Das ‘Growing Cabinet’ wurde von Yiconglu designt. Klingt als wäre es ein Import aus Japan, kommt aber von einem Berliner. 1982 in der Hauptstadt geboren, durchläuft Yiconglu verschiedene Ausbildungen in den Bereichen Industrie- und Produktdesign und entwirft 2007 das ausziehbare Regal, das ‘Growing Cabinet’.
Indem die Schubladen an den Seiten platziert werden, kann das Regal in die Breite wachsen und so Abstellflächen und Stauraum dynamisch vergrößern. Yiconglu hat bereits zahlreiche Preise für seine Arbeiten gewonnen, unter anderem auch für die Teilnahme an dem Wettbewerb ‘Wohnwerzeuge’ der IKEA Foundation. Heute lebt und arbeitet er in Leipzig.













Apr 13, 2012 · 10:30
Genial!
Apr 13, 2012 · 12:05
tolle idee
Apr 13, 2012 · 12:33
Eine wirklich sehr gute und vor allem simple Idee !!

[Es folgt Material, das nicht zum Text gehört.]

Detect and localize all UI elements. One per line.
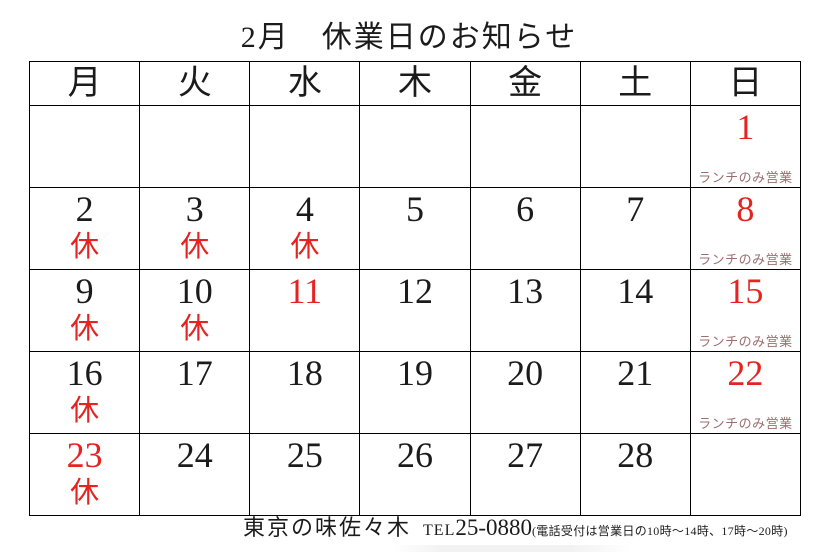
weekday-header-fri: 金 xyxy=(469,61,581,106)
day-number: 10 xyxy=(176,271,213,311)
calendar-cell: 5 xyxy=(359,187,471,270)
calendar-cell: 19 xyxy=(359,351,471,434)
calendar-cell xyxy=(469,105,581,188)
day-number: 8 xyxy=(736,189,755,229)
phone-hours: (電話受付は営業日の10時～14時、17時～20時) xyxy=(532,524,788,538)
calendar-cell: 15 ランチのみ営業 xyxy=(689,269,802,352)
day-number: 18 xyxy=(286,353,323,393)
calendar-cell: 13 xyxy=(469,269,581,352)
day-note: ランチのみ営業 xyxy=(698,252,793,267)
faint-smudge-artifact xyxy=(392,545,632,552)
calendar-cell: 16 休 xyxy=(28,351,141,434)
day-note: 休 xyxy=(180,231,210,264)
weekday-header-sat: 土 xyxy=(579,61,691,106)
calendar-cell: 17 xyxy=(139,351,251,434)
calendar-cell: 1 ランチのみ営業 xyxy=(689,105,802,188)
calendar-cell: 23 休 xyxy=(28,433,141,516)
day-number: 22 xyxy=(727,353,764,393)
page-title: 2月 休業日のお知らせ xyxy=(240,21,578,54)
calendar-cell: 28 xyxy=(579,433,691,516)
day-number: 14 xyxy=(617,271,654,311)
calendar-cell: 12 xyxy=(359,269,471,352)
tel-number: 25-0880 xyxy=(455,515,533,540)
day-number: 17 xyxy=(176,353,213,393)
day-number: 28 xyxy=(617,435,654,475)
day-number: 2 xyxy=(75,189,94,229)
day-number: 21 xyxy=(617,353,654,393)
day-note: 休 xyxy=(70,395,100,428)
day-number: 26 xyxy=(396,435,433,475)
day-number: 25 xyxy=(286,435,323,475)
day-note: 休 xyxy=(70,477,100,510)
tel-label: TEL xyxy=(423,522,456,539)
day-number: 1 xyxy=(736,107,755,147)
day-note: 休 xyxy=(180,313,210,346)
day-number: 3 xyxy=(185,189,204,229)
weekday-header-mon: 月 xyxy=(28,61,141,106)
calendar-cell: 26 xyxy=(359,433,471,516)
footer-contact: 東京の味佐々木 TEL25-0880(電話受付は営業日の10時～14時、17時～2… xyxy=(243,510,788,542)
weekday-header-wed: 水 xyxy=(249,61,361,106)
weekday-header-sun: 日 xyxy=(689,61,802,106)
day-note: ランチのみ営業 xyxy=(698,170,793,185)
day-number: 7 xyxy=(626,189,645,229)
day-number: 23 xyxy=(66,435,103,475)
calendar-week-row: 16 休 17 18 19 20 21 22 ランチのみ営業 xyxy=(28,351,802,434)
weekday-header-row: 月 火 水 木 金 土 日 xyxy=(28,61,802,106)
day-note: ランチのみ営業 xyxy=(698,416,793,431)
day-number: 6 xyxy=(516,189,535,229)
day-note: 休 xyxy=(70,313,100,346)
day-number: 11 xyxy=(287,271,323,311)
calendar-week-row: 23 休 24 25 26 27 28 xyxy=(28,433,802,516)
day-number: 4 xyxy=(295,189,314,229)
calendar-cell xyxy=(359,105,471,188)
day-note: 休 xyxy=(70,231,100,264)
day-number: 13 xyxy=(507,271,544,311)
day-number: 15 xyxy=(727,271,764,311)
day-number: 5 xyxy=(405,189,424,229)
calendar-cell xyxy=(139,105,251,188)
day-number: 19 xyxy=(396,353,433,393)
day-number: 27 xyxy=(507,435,544,475)
day-number: 20 xyxy=(507,353,544,393)
weekday-header-tue: 火 xyxy=(139,61,251,106)
day-note: ランチのみ営業 xyxy=(698,334,793,349)
calendar-cell xyxy=(689,433,802,516)
calendar-cell: 24 xyxy=(139,433,251,516)
calendar-cell: 18 xyxy=(249,351,361,434)
calendar-cell: 8 ランチのみ営業 xyxy=(689,187,802,270)
calendar-cell: 21 xyxy=(579,351,691,434)
calendar-cell: 27 xyxy=(469,433,581,516)
calendar-cell: 20 xyxy=(469,351,581,434)
calendar-cell: 22 ランチのみ営業 xyxy=(689,351,802,434)
calendar-cell: 11 xyxy=(249,269,361,352)
calendar-cell xyxy=(28,105,141,188)
calendar-cell: 7 xyxy=(579,187,691,270)
day-note: 休 xyxy=(290,231,320,264)
calendar-cell xyxy=(249,105,361,188)
day-number: 24 xyxy=(176,435,213,475)
calendar-cell xyxy=(579,105,691,188)
day-number: 16 xyxy=(66,353,103,393)
shop-name: 東京の味佐々木 xyxy=(243,515,412,540)
calendar-cell: 25 xyxy=(249,433,361,516)
calendar-cell: 14 xyxy=(579,269,691,352)
calendar-week-row: 1 ランチのみ営業 xyxy=(28,105,802,188)
day-number: 12 xyxy=(396,271,433,311)
weekday-header-thu: 木 xyxy=(359,61,471,106)
calendar-cell: 6 xyxy=(469,187,581,270)
calendar-cell: 10 休 xyxy=(139,269,251,352)
day-number: 9 xyxy=(75,271,94,311)
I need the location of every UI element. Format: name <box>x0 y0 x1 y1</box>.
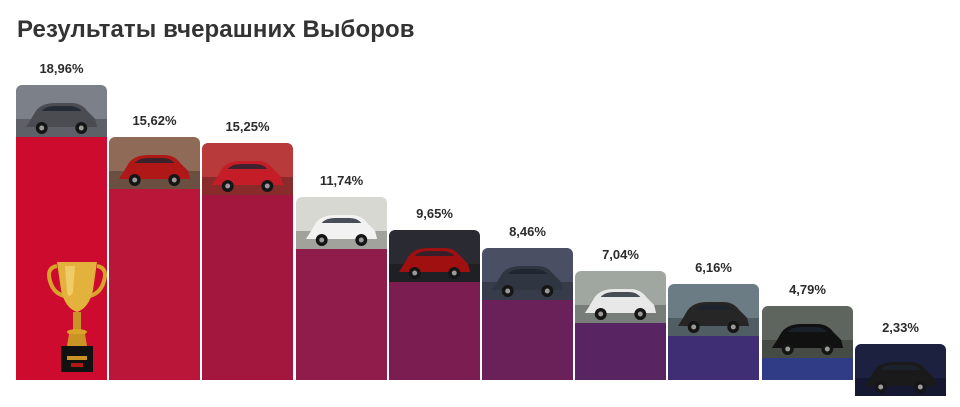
value-label: 7,04% <box>602 247 639 262</box>
bar: 18,96% <box>16 61 107 380</box>
car-photo-icon <box>855 344 946 396</box>
chart-title: Результаты вчерашних Выборов <box>17 16 415 43</box>
bar-fill <box>16 131 107 380</box>
value-label: 18,96% <box>39 61 84 76</box>
trophy-icon <box>47 256 107 381</box>
car-photo-icon <box>482 248 573 300</box>
bar-fill <box>668 330 759 380</box>
car-photo-icon <box>202 143 293 195</box>
value-label: 9,65% <box>416 206 453 221</box>
car-photo-icon <box>109 137 200 189</box>
value-label: 6,16% <box>695 260 732 275</box>
value-label: 15,25% <box>225 119 270 134</box>
bar: 15,62% <box>109 113 200 380</box>
bar: 4,79% <box>762 282 853 380</box>
car-photo-icon <box>296 197 387 249</box>
car-photo-icon <box>16 85 107 137</box>
value-label: 15,62% <box>132 113 177 128</box>
bar-fill <box>482 294 573 380</box>
value-label: 2,33% <box>882 320 919 335</box>
bar-fill <box>202 189 293 380</box>
bar-fill <box>389 276 480 380</box>
value-label: 4,79% <box>789 282 826 297</box>
car-photo-icon <box>389 230 480 282</box>
bar-fill <box>109 183 200 380</box>
bar-fill <box>575 317 666 380</box>
bar-fill <box>296 243 387 380</box>
car-photo-icon <box>762 306 853 358</box>
bar: 8,46% <box>482 224 573 380</box>
bar: 15,25% <box>202 119 293 380</box>
bar: 6,16% <box>668 260 759 380</box>
car-photo-icon <box>575 271 666 323</box>
value-label: 8,46% <box>509 224 546 239</box>
bar: 2,33% <box>855 320 946 396</box>
bar: 9,65% <box>389 206 480 380</box>
bar: 7,04% <box>575 247 666 380</box>
bar: 11,74% <box>296 173 387 380</box>
car-photo-icon <box>668 284 759 336</box>
value-label: 11,74% <box>319 173 364 188</box>
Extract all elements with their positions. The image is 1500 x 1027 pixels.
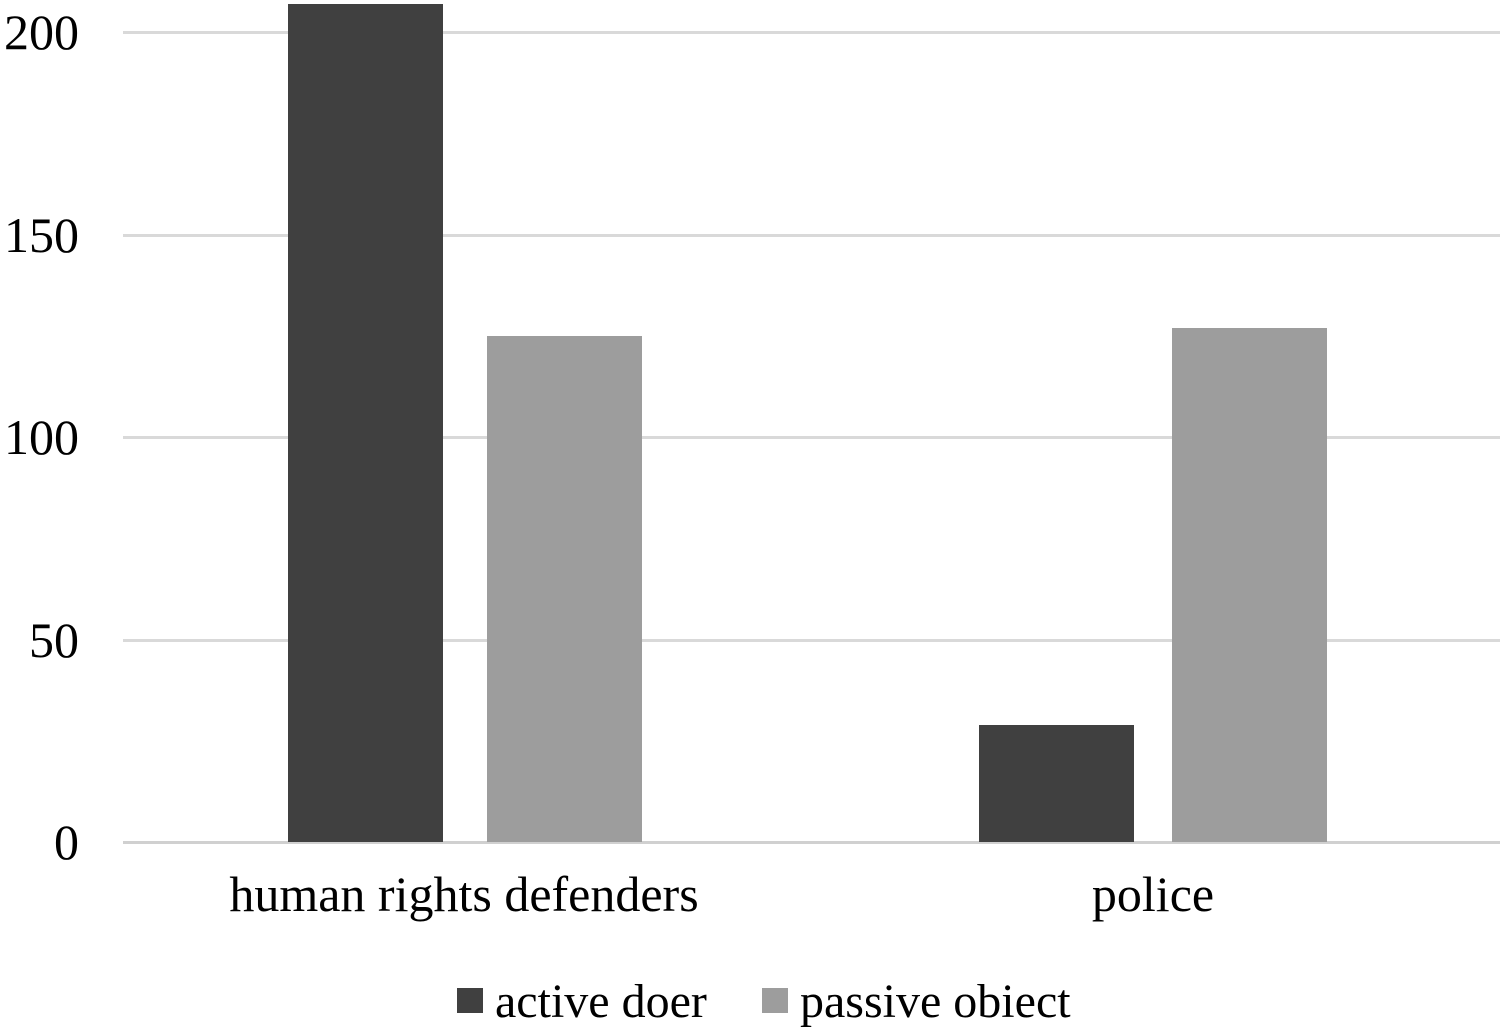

Doch irgendwie sieht alles einwenig nach IKEA aus, ob das an den Plastikkisten, den Griffen den nicht bündigen Regalkorpus oder dem Wettbewerb liegt weiß ich nicht, dass finde ich schade. In Bild 3 fällt eine schlechte Verarbeitung der Führungsschienen auf, sind die unbedingt notwendig oder lässt sich dieses Problem vielleicht ganz in Holz, durch eine Profilfräsung lösen ? Eine weitere Frage bleibt, ob die Griffe überhaupt notwendig sind, geht das nicht auch mit schieben von der gegenüberliegenden Seite? Wenn doch, genügen vielleicht 30er Bohrungen wo man mit den Fingern rein greifen kann und diese dann ziehen. Dann gefällt natürlich nicht, dass zum einen Bündig, ja sogar auf Gärung gearbeitet wird und dann beim Regal darauf gar nicht geachtet... Das kann man besser lösen. Wie ist es mit der Kabelführung für den Lautsprecher, funktioniert dass oder ist es nur show?
Im großen und Ganzen ist es ein wirklich gutes Konzept, es gefällt mir sehr!! Doch sollte auch auf die kleinen Details geachtet werden. "Ein Möbel muss von hinten genauso gut, wie von vorne aussehen".
Apr 13, 2012 · 14:54
da wird's mir gleich schwindelig ! lustig.
Apr 14, 2012 · 01:29
Das Konzept ist super! Ein flexibles Regal das auch funktioniert und nicht durch umständliches Stapeln etc auskommt.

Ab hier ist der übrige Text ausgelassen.